Nuestras oraciones son poderosas cuando, sin reservas, invitamos a Dios a hacer su obra en nuestras vidas.
Leer | Juan 17.20-26
20 de septiembre de 2014
Dios tiene autoridad total sobre todas las personas y sobre todos los acontecimientos. El Señor conoce el corazón de los hombres, cómo va a actuar cada persona, y qué pasos son necesarios para que Él lleve a cabo sus propósitos. Al mismo tiempo, el Señor nos llama a orar.
Colosenses 4.2 dice que debemos consagrarnos a la oración. La comunicación con Dios es tan vital, de hecho, que se nos dice que oremos sin cesar (1 Ts 5.17). Nuestras vidas deben caracterizarse por la atención continua a nuestro Padre celestial, y por hablar y relacionarnos con Él todo el tiempo. La Biblia explica por qué esto es tan importante:
La oración nos cambia. Si buscamos el rostro de Dios e invertimos tiempo en su Palabra, seremos transformados. Nuestros deseos serán reemplazados por los suyos, y nuestra manera de pensar se alineará más con sus pensamientos. A medida que crezca nuestra comprensión de su carácter, tendremos una mejor idea de cómo orar de acuerdo con su voluntad.
El Señor responde la oración (Stg 5.16). Dios ha prometido escuchar y responder las oraciones de sus hijos (Is 65.24). Él nos asegura que actuará cuando nuestras peticiones se hagan en el nombre de Jesús —es decir, cuando se correspondan con su voluntad y con su tiempo (Jn 14.13).

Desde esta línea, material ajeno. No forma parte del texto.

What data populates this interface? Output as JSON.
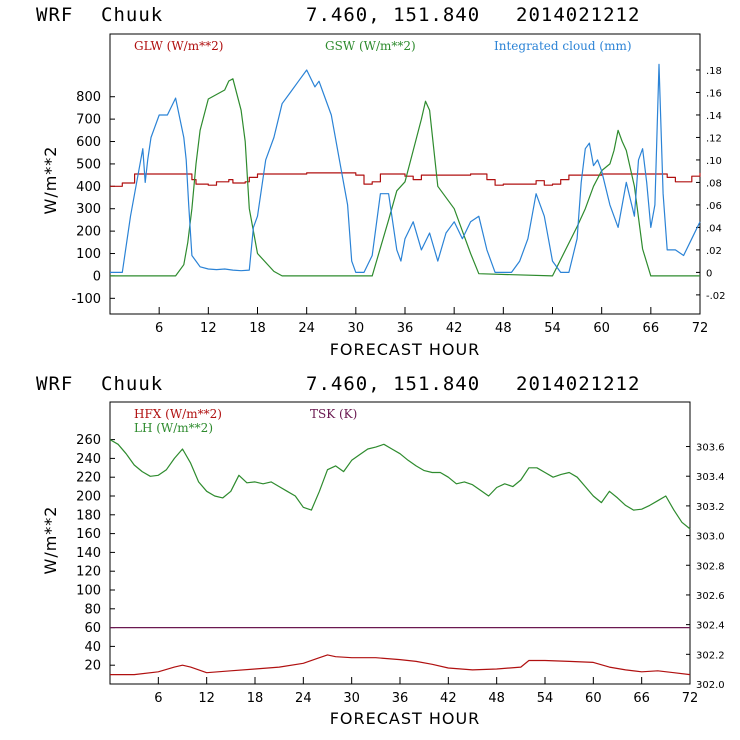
{
  "chart_data": [
    {
      "type": "line",
      "header": {
        "model": "WRF",
        "station": "Chuuk",
        "coords": "7.460, 151.840",
        "run": "2014021212"
      },
      "xlabel": "FORECAST HOUR",
      "ylabel": "W/m**2",
      "xlim": [
        0,
        72
      ],
      "ylim": [
        -170,
        1080
      ],
      "y2lim": [
        -0.037,
        0.212
      ],
      "xticks": [
        6,
        12,
        18,
        24,
        30,
        36,
        42,
        48,
        54,
        60,
        66,
        72
      ],
      "yticks": [
        -100,
        0,
        100,
        200,
        300,
        400,
        500,
        600,
        700,
        800
      ],
      "y2ticks": [
        -0.02,
        0,
        0.02,
        0.04,
        0.06,
        0.08,
        0.1,
        0.12,
        0.14,
        0.16,
        0.18
      ],
      "y2ticklabels": [
        "-.02",
        "0",
        ".02",
        ".04",
        ".06",
        ".08",
        ".10",
        ".12",
        ".14",
        ".16",
        ".18"
      ],
      "series": [
        {
          "name": "GLW (W/m**2)",
          "color": "#b01010",
          "axis": "left",
          "step": true,
          "x": [
            0,
            1.5,
            3,
            9,
            10,
            10.5,
            12,
            13,
            14.5,
            15,
            16.5,
            17,
            18,
            24,
            30,
            31,
            32,
            33,
            36,
            37,
            38,
            44,
            46,
            47,
            48,
            52,
            53,
            54,
            55,
            56,
            60,
            66,
            68,
            69,
            71,
            72
          ],
          "y": [
            400,
            415,
            455,
            455,
            430,
            410,
            405,
            420,
            430,
            415,
            420,
            440,
            455,
            460,
            450,
            410,
            420,
            455,
            445,
            430,
            450,
            455,
            430,
            405,
            410,
            425,
            405,
            410,
            430,
            450,
            455,
            455,
            440,
            420,
            445,
            460
          ]
        },
        {
          "name": "GSW (W/m**2)",
          "color": "#2e8b2e",
          "axis": "left",
          "x": [
            0,
            8,
            9,
            9.5,
            10,
            10.5,
            11,
            12,
            13,
            14,
            14.5,
            15,
            16,
            16.5,
            17,
            17.5,
            18,
            20,
            21,
            26,
            28,
            30,
            32,
            34,
            35,
            36,
            37,
            38,
            38.5,
            39,
            40,
            42,
            43,
            44,
            45,
            54,
            57,
            58,
            59,
            60,
            61,
            61.5,
            62,
            62.5,
            63,
            64,
            65,
            66,
            72
          ],
          "y": [
            0,
            0,
            50,
            150,
            300,
            500,
            650,
            790,
            810,
            830,
            870,
            880,
            740,
            600,
            300,
            200,
            100,
            20,
            0,
            0,
            0,
            0,
            0,
            250,
            380,
            420,
            560,
            700,
            780,
            740,
            400,
            300,
            200,
            100,
            10,
            0,
            220,
            300,
            400,
            470,
            500,
            560,
            650,
            600,
            560,
            400,
            120,
            0,
            0
          ]
        },
        {
          "name": "Integrated cloud (mm)",
          "color": "#2b83d6",
          "axis": "right",
          "x": [
            0,
            1.5,
            2.5,
            3.5,
            4,
            4.3,
            4.6,
            5,
            6,
            7,
            8,
            9,
            9.3,
            9.6,
            10,
            10.5,
            11,
            12,
            13,
            14,
            15,
            16,
            17,
            17.5,
            18,
            19,
            20,
            21,
            22,
            23,
            24,
            25,
            25.5,
            26,
            27,
            28,
            29,
            29.5,
            30,
            31,
            32,
            33,
            34,
            35,
            35.5,
            36,
            37,
            38,
            39,
            40,
            41,
            42,
            43,
            44,
            45,
            46,
            47,
            48,
            49,
            50,
            51,
            52,
            53,
            54,
            55,
            56,
            57,
            57.5,
            58,
            58.5,
            59,
            59.5,
            60,
            61,
            62,
            63,
            64,
            64.5,
            65,
            65.5,
            66,
            66.5,
            67,
            67.5,
            68,
            69,
            70,
            71,
            72
          ],
          "y": [
            0,
            0,
            0.05,
            0.09,
            0.11,
            0.08,
            0.1,
            0.12,
            0.14,
            0.14,
            0.155,
            0.12,
            0.1,
            0.06,
            0.015,
            0.01,
            0.005,
            0.003,
            0.0025,
            0.003,
            0.002,
            0.0015,
            0.002,
            0.04,
            0.05,
            0.1,
            0.12,
            0.15,
            0.16,
            0.17,
            0.18,
            0.165,
            0.17,
            0.16,
            0.14,
            0.1,
            0.06,
            0.01,
            0,
            0,
            0.015,
            0.07,
            0.07,
            0.02,
            0.01,
            0.03,
            0.045,
            0.02,
            0.035,
            0.01,
            0.035,
            0.045,
            0.03,
            0.045,
            0.05,
            0.02,
            0,
            0,
            0,
            0.01,
            0.03,
            0.07,
            0.05,
            0.01,
            0,
            0,
            0.03,
            0.08,
            0.11,
            0.115,
            0.095,
            0.1,
            0.09,
            0.06,
            0.04,
            0.08,
            0.05,
            0.1,
            0.11,
            0.08,
            0.04,
            0.06,
            0.185,
            0.07,
            0.02,
            0.02,
            0.015,
            0.03,
            0.045
          ]
        }
      ]
    },
    {
      "type": "line",
      "header": {
        "model": "WRF",
        "station": "Chuuk",
        "coords": "7.460, 151.840",
        "run": "2014021212"
      },
      "xlabel": "FORECAST HOUR",
      "ylabel": "W/m**2",
      "xlim": [
        0,
        72
      ],
      "ylim": [
        0,
        300
      ],
      "y2lim": [
        302.0,
        303.9
      ],
      "xticks": [
        6,
        12,
        18,
        24,
        30,
        36,
        42,
        48,
        54,
        60,
        66,
        72
      ],
      "yticks": [
        20,
        40,
        60,
        80,
        100,
        120,
        140,
        160,
        180,
        200,
        220,
        240,
        260
      ],
      "y2ticks": [
        302.0,
        302.2,
        302.4,
        302.6,
        302.8,
        303.0,
        303.2,
        303.4,
        303.6
      ],
      "y2ticklabels": [
        "302.0",
        "302.2",
        "302.4",
        "302.6",
        "302.8",
        "303.0",
        "303.2",
        "303.4",
        "303.6"
      ],
      "series": [
        {
          "name": "HFX (W/m**2)",
          "color": "#b01010",
          "axis": "left",
          "x": [
            0,
            3,
            6,
            8,
            9,
            10,
            12,
            15,
            18,
            21,
            24,
            26,
            27,
            28,
            30,
            33,
            36,
            38,
            40,
            42,
            45,
            48,
            51,
            52,
            54,
            57,
            60,
            62,
            64,
            66,
            68,
            70,
            72
          ],
          "y": [
            10,
            10,
            13,
            18,
            20,
            18,
            12,
            14,
            16,
            18,
            22,
            28,
            31,
            29,
            28,
            28,
            26,
            24,
            21,
            17,
            15,
            16,
            18,
            25,
            25,
            24,
            23,
            18,
            15,
            13,
            14,
            12,
            10
          ]
        },
        {
          "name": "LH  (W/m**2)",
          "color": "#2e8b2e",
          "axis": "left",
          "x": [
            0,
            1,
            2,
            3,
            4,
            5,
            6,
            7,
            8,
            9,
            10,
            11,
            12,
            13,
            14,
            15,
            16,
            17,
            18,
            19,
            20,
            21,
            22,
            23,
            24,
            25,
            26,
            27,
            28,
            29,
            30,
            31,
            32,
            33,
            34,
            35,
            36,
            37,
            38,
            39,
            40,
            41,
            42,
            43,
            44,
            45,
            46,
            47,
            48,
            49,
            50,
            51,
            52,
            53,
            54,
            55,
            56,
            57,
            58,
            59,
            60,
            61,
            62,
            63,
            64,
            65,
            66,
            67,
            68,
            69,
            70,
            71,
            72
          ],
          "y": [
            260,
            255,
            245,
            233,
            226,
            221,
            222,
            228,
            240,
            250,
            235,
            215,
            205,
            200,
            198,
            205,
            222,
            214,
            215,
            213,
            215,
            210,
            205,
            200,
            188,
            185,
            205,
            228,
            232,
            226,
            238,
            244,
            250,
            252,
            255,
            250,
            245,
            238,
            232,
            227,
            225,
            225,
            220,
            213,
            215,
            212,
            206,
            200,
            209,
            213,
            210,
            217,
            230,
            230,
            225,
            220,
            223,
            225,
            220,
            210,
            200,
            193,
            205,
            198,
            190,
            185,
            186,
            190,
            195,
            200,
            185,
            172,
            165
          ]
        },
        {
          "name": "TSK (K)",
          "color": "#6a1850",
          "axis": "right",
          "x": [
            0,
            72
          ],
          "y": [
            302.38,
            302.38
          ]
        }
      ]
    }
  ]
}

La oración invita a Dios a actuar. La oración no altera los propósitos o los planes de Dios, ni hace que cambie de opinión. Lo que Él ha decidido ocurrirá, y sus decisiones serán exactamente las correctas para llevar a cabo lo que quiere lograr. Nuestras oraciones son poderosas cuando, sin reservas, invitamos a Dios a hacer su obra en nuestras vidas y en las de otros.